Quando o relator defende que a medida não é uma "licença para abusos", mas um "escudo protetivo", a ironia se desfaz em cinismo. "Isso aqui não é uma licença para abusos do exercício do mandato, é um escudo protetivo da defesa do parlamentar, da soberania do voto e, acima de tudo, do respeito à Câmara dos Deputados e ao Senado Federal", declarou. Que escudo é esse que protege a corrupção, o desvio de recursos públicos e, pasmem, até crimes comuns? É um escudo da vergonha, que defende a imunidade e não a dignidade do mandato.
A medida do prévio licenciamento para processos criminais, desde a expedição do diploma, é um retorno ao obscurantismo. Significa que, a partir do instante em que o diploma é expedido, o parlamentar já adquire uma imunidade que o afasta dos rigores da lei comum, dificultando qualquer investigação séria antes mesmo que o sujeito pise no Congresso. É uma pré-blindagem, uma espécie de "selo de intocável" antes mesmo de o mandato começar de fato.

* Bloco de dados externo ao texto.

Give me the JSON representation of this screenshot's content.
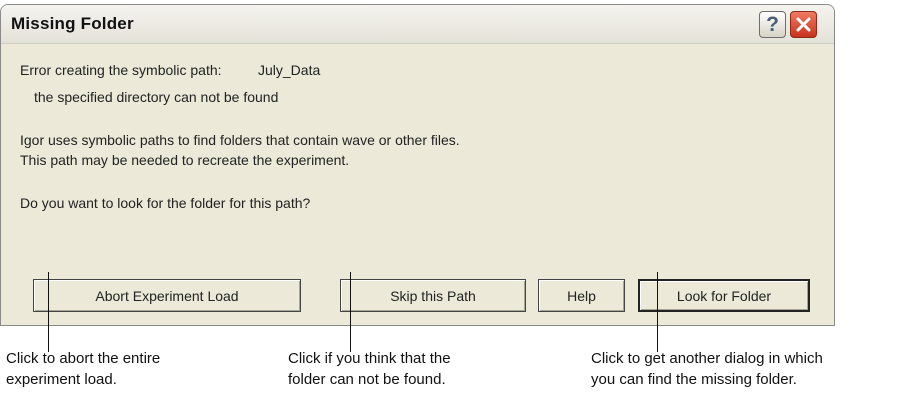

Não se trata de proteger a prerrogativa parlamentar, mas de criar uma "impunidade ampla, geral e irrestrita", como bem aponta a crítica mais lúcida. É uma usurpação de competências do Judiciário, uma clara interferência em sua independência, e um recado inequívoco de que, para essa casta, a lei é um detalhe, não um princípio.
A indignação do deputado Ivan Valente (PSOL-SP) é a indignação que deveria ser de todos nós: "Isso aqui é uma desmoralização do Parlamento brasileiro. Está voltando o voto secreto e a forma como vamos dar ao Poder Legislativo de anular o Judiciário, chantagear o Executivo e torná-lo o Poder, por excelência, no semipresidencialismo". Sua colega Sâmia Bomfim complementa: "isso aqui é praticamente a Câmara secreta, porque o orçamento é secreto, o voto, querem que seja secreto. Só o que não é secreto é a falta de vergonha na cara". E não há como discordar.
O presidente da Comissão de Constituição e Justiça (CCJ) do Senado, Otto Alencar (PSD-BA), demonstra a repulsa que ainda habita alguns setores: "A repulsa à PEC da Blindagem está estampada nos olhos surpresos do povo, mas a Câmara dos Deputados se esforça a não enxergar. Tenho posição contrária". Que essa repulsa se traduza em uma barreira intransponível no Senado.
A aprovação da PEC da Blindagem não é um incidente isolado; é um sintoma alarmante de uma patologia política que se aprofunda. É a institucionalização da desfaçatez, a anistia prévia para os maus feitos, e o atestado de óbito para a tão sonhada igualdade perante a lei. A população brasileira não pode se calar diante dessa bandalheira desavergonhada. É preciso que a sociedade, a imprensa livre e todos aqueles que ainda acreditam nos princípios democráticos se levantem e exijam o que lhes é de direito: uma justiça que seja cega para o poder, e não complacente com ele.